NBCU’s Upfront Pitch Puts Assets ‘All Together’

The pride is back in the peacock.

NBCUniversal CEO Stephen Burke invited the press up to its headquarters at 30 Rock Monday to do a little pre-upfront boasting about how well the NBC broadcast network is doing among the 18-49 year old viewers that are so important in winning the ad sales game.

On the chairs in the conference room were a set of charts and graphs showing NBC as No. 1 with TodayNightly News, primetime,  The Tonight Show Starring Jimmy Fallon and Late Night with Seth Meyers.

“That’s the grand slam of network television,” Burke said, adding that NBC was going into the upfront “in better shape than we have been for a decade.”

CBS CEO Les Moonves, no shrinking violet, has been predicting at financial conferences that he expects his network to lead the broadcasters in volume and price increases.

But Linda Yaccarino (pictured), NBCU’s aggressive ad sales president, won’t settle for second best.

NBCU has rolled out a new slogan “All Together. Different.” While CBS has the most watched network in total viewers, NBCU has an array of assets and a sales structure reporting to Yaccarino designed to slice and dice them according to client needs.

Burke said that that these days marketers can’t launch a campaign with any one network, or with just broadcast. “More people watch TV through NBC outlets than through any other company,” he said. “We can have one person speak for all those outlets. If you have a new product, we can help you get that to market in a way other people can’t.”

What NBCU’s got starts with the 2015 Super Bowl. While not offering specifics, Yaccarino says sales are pacing ahead of the last time NBC had the big game and prices are up above the $4 million-plus Fox got for this year’s game.

Yaccarino says NBCU has entertainment programming ranging from The Blacklist to Real Housewives and its high ratings in late night can be combined with prime for advertisers looking for more 18 to 49 eyeballs. Advertisers who bought the Tonight Show in last year’s upfront are getting more than they paid for because Fallon’s doing so well, she noted. NBCU also has live programming with sports and news, cable networks whose ratings are up at a time when the rest of the industry is down, two Spanish-language networks and a bunch of digital assets.

And if advertisers want to do programmatic buys, or set up private exchanges, NBCU is willing to talk to customers about doing that in this upfront, Yaccarino said. And it wants to do other data driven deals, such as its NBCU Plus Powered by Comcast products.

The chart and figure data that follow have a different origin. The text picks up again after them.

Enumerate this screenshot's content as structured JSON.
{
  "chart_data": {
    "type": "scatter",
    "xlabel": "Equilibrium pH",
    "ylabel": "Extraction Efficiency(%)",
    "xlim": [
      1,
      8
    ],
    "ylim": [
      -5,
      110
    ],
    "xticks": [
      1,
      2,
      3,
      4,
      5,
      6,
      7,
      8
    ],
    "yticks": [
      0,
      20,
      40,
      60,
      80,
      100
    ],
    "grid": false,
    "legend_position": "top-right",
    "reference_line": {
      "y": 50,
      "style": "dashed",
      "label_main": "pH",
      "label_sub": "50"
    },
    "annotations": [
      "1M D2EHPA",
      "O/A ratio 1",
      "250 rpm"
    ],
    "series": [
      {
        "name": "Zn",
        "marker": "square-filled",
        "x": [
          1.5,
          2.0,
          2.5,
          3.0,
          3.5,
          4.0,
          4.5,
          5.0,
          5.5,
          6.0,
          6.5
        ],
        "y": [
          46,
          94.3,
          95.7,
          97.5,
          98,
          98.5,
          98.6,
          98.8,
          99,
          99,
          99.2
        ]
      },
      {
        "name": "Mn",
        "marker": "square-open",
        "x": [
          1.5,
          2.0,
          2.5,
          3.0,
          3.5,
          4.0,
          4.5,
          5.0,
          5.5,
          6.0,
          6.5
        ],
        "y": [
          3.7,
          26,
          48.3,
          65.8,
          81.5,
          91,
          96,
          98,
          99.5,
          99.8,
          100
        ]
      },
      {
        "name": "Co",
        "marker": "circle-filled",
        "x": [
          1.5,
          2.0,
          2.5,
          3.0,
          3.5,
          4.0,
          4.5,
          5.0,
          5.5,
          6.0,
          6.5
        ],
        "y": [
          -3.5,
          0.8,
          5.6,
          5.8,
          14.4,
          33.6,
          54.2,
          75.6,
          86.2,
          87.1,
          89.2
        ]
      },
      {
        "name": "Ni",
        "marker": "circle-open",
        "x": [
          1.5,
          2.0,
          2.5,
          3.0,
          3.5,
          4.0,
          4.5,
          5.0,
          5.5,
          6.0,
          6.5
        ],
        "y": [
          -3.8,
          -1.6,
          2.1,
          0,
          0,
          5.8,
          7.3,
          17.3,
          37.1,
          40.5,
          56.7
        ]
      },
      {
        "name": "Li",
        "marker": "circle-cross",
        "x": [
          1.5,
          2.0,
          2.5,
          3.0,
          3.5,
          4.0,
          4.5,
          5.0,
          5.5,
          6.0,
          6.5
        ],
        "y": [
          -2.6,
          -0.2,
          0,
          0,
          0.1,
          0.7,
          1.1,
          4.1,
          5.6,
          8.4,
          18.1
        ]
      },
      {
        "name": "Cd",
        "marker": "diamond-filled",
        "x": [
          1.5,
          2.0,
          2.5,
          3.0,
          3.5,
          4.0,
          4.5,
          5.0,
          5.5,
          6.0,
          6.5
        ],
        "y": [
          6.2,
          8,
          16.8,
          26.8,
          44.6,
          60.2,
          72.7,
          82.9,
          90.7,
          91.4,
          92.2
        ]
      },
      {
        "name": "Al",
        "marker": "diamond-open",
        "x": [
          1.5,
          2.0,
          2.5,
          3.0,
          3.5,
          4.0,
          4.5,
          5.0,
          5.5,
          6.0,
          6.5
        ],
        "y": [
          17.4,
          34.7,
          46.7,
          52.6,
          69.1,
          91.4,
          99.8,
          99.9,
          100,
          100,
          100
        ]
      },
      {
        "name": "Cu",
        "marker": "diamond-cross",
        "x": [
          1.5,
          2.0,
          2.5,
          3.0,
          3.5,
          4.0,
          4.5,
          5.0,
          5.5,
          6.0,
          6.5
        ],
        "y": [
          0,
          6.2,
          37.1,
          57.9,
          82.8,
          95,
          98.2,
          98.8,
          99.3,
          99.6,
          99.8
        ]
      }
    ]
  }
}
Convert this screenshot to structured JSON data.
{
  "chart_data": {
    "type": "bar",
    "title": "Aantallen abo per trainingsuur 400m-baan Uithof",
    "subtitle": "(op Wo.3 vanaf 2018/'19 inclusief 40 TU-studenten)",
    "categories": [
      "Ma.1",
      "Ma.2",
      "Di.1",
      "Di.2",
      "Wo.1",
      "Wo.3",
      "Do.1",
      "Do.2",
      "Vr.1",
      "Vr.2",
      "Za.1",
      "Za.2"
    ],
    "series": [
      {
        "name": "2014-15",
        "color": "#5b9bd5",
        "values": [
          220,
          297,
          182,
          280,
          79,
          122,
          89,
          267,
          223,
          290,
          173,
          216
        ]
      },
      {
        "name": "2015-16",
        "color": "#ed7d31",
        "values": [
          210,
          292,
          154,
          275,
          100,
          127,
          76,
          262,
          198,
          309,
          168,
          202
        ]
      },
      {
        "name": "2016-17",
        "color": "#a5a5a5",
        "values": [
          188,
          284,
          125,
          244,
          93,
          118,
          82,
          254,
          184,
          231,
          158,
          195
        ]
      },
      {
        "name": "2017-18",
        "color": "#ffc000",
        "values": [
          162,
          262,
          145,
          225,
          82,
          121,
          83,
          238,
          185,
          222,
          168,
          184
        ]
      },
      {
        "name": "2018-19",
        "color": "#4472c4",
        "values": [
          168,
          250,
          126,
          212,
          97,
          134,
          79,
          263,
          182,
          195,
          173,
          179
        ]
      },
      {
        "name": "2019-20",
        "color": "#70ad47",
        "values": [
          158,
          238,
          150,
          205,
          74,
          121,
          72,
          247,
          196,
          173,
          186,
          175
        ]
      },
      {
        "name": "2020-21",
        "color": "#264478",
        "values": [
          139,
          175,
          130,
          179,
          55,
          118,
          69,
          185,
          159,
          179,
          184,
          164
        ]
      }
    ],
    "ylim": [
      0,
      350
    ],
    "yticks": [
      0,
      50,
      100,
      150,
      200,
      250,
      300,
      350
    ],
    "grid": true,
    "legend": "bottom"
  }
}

She says supply and demand will determine how NBC performs in the upfront. It’s got supply and advertisers like NBCU’s portfolio approach to sales. Does Yaccarino think NBCU will outperform CBS? “What do you think," she says with a smile.

That smile will have teeth. For all of its success in ratings, Burke still believes that NBCU’s properties command lower prices on a cost-per-thousands viewers (CPM) basis than its rivals, and that’s something it aims to remedy during this upfront, although he declined to say how much of a CPM increase he would aim for in this upfront.

But it’s about time for NBC to make money for Comcast. Burke’s predecessor, Jeff Zucker, now running CNN, used to point out that while NBC commanded the headlines, it represented a tiny fraction of NBCU’s profit. Burke said he’d be happy if NBC’s profits rose and that percentage became substantial.